Perhaps I was suffering from low blood sugar. Whatever the reason, despite my better judgment, I took that fateful first step into the water. I quickly determined the current was too strong and I had to veer to the left, into the deep water. Having done this, I figured it was hopeless, and I just kept going, trudging the last 10 feet even though my shoes were completely submerged. I reached the other side, safely, but with soaking feet. Howard, standing behind me, saw all this happen in front of him. And yet he, too, followed me into the water and ended up with wet shoes and socks. That was enough for the rest, who went back to take off their shoes and socks.
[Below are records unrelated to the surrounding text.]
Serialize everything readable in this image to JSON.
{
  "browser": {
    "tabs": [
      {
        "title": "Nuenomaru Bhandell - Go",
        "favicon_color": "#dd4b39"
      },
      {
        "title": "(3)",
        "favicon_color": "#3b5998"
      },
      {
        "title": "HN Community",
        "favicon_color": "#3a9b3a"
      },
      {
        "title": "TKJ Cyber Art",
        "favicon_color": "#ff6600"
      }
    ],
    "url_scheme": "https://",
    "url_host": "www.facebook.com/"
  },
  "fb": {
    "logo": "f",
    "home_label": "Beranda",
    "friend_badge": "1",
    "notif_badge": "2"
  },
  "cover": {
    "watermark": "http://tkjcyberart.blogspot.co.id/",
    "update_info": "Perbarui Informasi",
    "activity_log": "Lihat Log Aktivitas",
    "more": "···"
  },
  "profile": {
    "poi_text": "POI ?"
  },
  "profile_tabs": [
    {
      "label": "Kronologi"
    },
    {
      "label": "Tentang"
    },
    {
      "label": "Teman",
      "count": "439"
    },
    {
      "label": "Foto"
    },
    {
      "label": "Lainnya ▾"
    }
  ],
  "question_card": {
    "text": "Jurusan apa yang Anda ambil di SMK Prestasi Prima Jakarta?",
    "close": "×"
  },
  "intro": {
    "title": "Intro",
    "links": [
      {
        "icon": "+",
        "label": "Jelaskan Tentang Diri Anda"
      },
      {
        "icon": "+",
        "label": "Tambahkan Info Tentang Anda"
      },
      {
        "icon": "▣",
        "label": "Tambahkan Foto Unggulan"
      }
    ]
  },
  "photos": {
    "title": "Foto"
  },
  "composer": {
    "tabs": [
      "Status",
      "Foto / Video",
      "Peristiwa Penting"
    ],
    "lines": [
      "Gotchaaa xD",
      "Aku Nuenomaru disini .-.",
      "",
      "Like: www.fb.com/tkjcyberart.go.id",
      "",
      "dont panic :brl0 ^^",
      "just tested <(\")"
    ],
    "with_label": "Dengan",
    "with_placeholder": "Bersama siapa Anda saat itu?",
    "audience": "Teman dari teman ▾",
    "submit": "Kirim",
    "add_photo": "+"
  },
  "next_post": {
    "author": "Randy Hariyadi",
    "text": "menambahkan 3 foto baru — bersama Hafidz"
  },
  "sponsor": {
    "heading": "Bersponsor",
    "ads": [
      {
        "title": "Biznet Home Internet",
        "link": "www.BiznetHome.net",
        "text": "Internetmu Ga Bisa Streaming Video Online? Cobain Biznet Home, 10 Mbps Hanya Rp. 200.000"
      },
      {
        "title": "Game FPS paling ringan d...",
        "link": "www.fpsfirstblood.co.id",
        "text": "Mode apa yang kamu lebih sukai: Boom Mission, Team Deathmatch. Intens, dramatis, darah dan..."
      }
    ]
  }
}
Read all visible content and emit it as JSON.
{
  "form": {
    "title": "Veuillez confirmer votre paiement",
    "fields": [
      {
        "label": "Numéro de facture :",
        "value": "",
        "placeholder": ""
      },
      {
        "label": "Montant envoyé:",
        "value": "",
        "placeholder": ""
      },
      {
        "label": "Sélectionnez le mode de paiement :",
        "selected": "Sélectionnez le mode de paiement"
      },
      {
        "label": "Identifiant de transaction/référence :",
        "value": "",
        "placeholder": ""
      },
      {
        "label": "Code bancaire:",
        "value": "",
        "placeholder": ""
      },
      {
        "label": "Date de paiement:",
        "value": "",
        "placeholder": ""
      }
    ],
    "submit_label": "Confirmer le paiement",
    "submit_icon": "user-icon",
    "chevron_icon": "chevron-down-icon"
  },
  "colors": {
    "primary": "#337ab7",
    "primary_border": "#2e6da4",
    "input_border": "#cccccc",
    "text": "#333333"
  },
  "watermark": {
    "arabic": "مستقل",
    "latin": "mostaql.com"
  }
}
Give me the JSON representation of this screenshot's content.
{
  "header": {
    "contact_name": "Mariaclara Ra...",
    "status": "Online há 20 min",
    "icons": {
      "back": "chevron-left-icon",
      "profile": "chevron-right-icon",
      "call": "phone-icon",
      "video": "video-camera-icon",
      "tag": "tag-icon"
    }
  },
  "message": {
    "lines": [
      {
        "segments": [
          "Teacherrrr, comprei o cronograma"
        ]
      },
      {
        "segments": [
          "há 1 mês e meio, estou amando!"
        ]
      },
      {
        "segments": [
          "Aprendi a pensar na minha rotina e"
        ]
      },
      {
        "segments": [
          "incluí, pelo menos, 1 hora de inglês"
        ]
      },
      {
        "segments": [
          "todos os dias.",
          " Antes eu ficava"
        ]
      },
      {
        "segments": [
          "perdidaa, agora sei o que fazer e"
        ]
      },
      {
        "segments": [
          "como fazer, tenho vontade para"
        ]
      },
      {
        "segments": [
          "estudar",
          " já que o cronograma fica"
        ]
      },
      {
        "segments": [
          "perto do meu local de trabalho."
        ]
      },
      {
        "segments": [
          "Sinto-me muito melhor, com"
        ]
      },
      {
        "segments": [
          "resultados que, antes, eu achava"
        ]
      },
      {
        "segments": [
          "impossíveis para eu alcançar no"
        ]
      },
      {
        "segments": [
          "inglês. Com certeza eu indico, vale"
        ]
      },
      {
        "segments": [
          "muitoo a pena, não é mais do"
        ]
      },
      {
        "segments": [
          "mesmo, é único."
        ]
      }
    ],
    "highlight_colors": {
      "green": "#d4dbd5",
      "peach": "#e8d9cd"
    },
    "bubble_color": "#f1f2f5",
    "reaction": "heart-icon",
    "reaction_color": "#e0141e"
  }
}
Jean and Jenny fording the river

Gore-tex boots don't help much when you're up to your knees in water. I wrung out my socks as best I could. Still, the rest of the day's hike would be a bit squishy for me. As we were drying ourselves off, we watched a family of ducks (a mother and a half dozen baby ducks) swimming close to where we'd crossed. They didn't have to worry about keeping their socks dry.

Jean making her way across the critical section

Knee deep!

Eventually we continued on the trail. We passed what looked like a trail heading up away from the beach. However, we soon found ourselves staring another river crossing in the face. We turned around and took that trail we'd passed. It turned out to be the right trail.

We continued on the Big Rock Hole Trail, which took us up and away from Big Rock Hole, which was filled with people swimming and sunbathing. The trail now climbed and climbed, through the redwoods and up to Rincon Fire Road, where we turned right. Somewhere along the path three mountain bikers stopped us and asked Brenda to take their picture. This is one of the rare hikes where we saw more horses than mountain bikes.

Soon we found ourselves back on the familiar River Trail. We then took the Pipeline Road back. We somehow missed the turnoff onto the Redwood Grove Loop trail and ended up taking the Pipeline Road all the way back to the parking lot.

The redwood groves are of course a big part of the treat of this trail. The observation deck supplies some views, though certainly not anything worthy of high ratings. The best part of this hike, for me, is the San Lorenzo River. Catch it at the right time of day and season, and it's what makes the hike worth it.